MP: What do you think is the biggest misconception preventing company executives from understanding the importance of developing a cyber resilience strategy?

CE: It’s a complex topic that I think many executives aren’t sure how to approach. I think the biggest misconception is the belief that as long as organizations have a strong security posture, they’re safe. There’s a certain amount of complacency, likely grounded in the common bias of optimism — a fallacy of invincibility. Executives don’t realize how exponential growth in connected products is making them more vulnerable to cyber intrusion by the day. A strong cyber resiliency strategy includes both recognizing the inevitability of an attack as well as developing a plan to ensure the business can maintain critical functions and quickly return to normal in the face of intrusions.

MP: According to Statista, the number of connected mobile devices is expected to rise to 31.9 million by 2019. As more organizations start to adopt smart technology into their enterprise operations, how will this increase affect enterprise security?

CE: The rapid expansion of the vast global network of IoT connected devices makes cyber intrusion inevitable. All of these connected smart devices and access to those devices become targets with every connected node exponentially increasing the security risk of a network. If a single endpoint in a smart system is unprotected, the entire system is at risk. With this smart world comes a lot more exposure. It can be managed, but it will require that organizations up their games in terms of securing every endpoint.

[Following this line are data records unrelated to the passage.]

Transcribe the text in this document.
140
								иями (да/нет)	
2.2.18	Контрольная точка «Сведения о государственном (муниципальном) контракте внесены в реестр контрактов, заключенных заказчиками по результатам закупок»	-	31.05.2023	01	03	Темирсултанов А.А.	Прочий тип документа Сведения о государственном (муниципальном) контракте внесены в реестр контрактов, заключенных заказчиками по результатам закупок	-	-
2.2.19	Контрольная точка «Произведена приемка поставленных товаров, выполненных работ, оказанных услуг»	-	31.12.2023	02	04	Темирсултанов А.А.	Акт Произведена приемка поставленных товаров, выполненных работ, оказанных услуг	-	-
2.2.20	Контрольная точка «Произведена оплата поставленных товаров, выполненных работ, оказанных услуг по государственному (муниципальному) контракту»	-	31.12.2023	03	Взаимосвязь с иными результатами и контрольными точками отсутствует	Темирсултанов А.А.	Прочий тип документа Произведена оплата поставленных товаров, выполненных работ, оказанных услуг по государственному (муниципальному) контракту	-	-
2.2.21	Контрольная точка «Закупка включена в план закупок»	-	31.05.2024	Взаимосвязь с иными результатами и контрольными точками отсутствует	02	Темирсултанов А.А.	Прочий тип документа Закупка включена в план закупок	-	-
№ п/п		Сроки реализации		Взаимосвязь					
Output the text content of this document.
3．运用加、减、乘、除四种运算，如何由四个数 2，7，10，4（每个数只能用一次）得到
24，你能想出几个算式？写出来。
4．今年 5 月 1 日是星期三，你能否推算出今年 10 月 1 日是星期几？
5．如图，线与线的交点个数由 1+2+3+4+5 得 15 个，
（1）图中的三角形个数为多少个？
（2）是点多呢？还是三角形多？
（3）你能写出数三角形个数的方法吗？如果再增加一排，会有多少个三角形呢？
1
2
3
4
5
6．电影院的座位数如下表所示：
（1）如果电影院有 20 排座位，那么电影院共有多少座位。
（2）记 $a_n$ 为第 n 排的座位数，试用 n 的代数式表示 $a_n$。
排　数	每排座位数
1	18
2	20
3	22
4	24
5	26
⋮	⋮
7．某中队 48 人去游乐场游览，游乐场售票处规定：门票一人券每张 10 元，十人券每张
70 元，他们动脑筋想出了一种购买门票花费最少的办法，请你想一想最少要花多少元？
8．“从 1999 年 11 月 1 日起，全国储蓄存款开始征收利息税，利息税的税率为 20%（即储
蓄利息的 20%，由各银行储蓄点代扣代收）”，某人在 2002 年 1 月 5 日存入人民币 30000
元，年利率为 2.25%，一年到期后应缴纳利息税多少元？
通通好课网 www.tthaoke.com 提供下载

MP: How can leveraging machine learning (ML) and artificial intelligence (AI) technology optimize enterprise security?

CE: Maturing ML and AI technologies are giving rise to new possibilities for cyber threat protection. ML and AI allow us, for instance, to automatically flag unusual patterns and enable the detection of network problems and cyber attacks in real-time.

These technologies are being developed to recognize patterns in our environment and apply complex analytics that will supply deeper insights and greater security.

While the technology is still developing, rapid advances in the science mean we’re getting closer to the end of the flawed model of traditional passwords by replacing them with a digital identity that’s functionally impossible to clone.

MP: What do you see as some of the biggest cyber resilience pain points that company executives should keep on their radars over the next couple of years?

CE: Once awareness has been achieved, CIOs and company executives will face challenges in finding a workforce with the skillset required to support their strategy. It’s been widely reported that there’s a visible talent shortage across the sector, with demand continuing to exceed supply for highly-specialized IT, strategic planning, and cybersecurity skills needed to supply resilience across organizations.

Another challenge of joining the connected world is staying ahead of the continually-evolving threat environment. As the threats mature, truly resilient organizations must continually assess situations and absorb new intelligence, lessons learned, and emerging practices that can incorporated into their plans.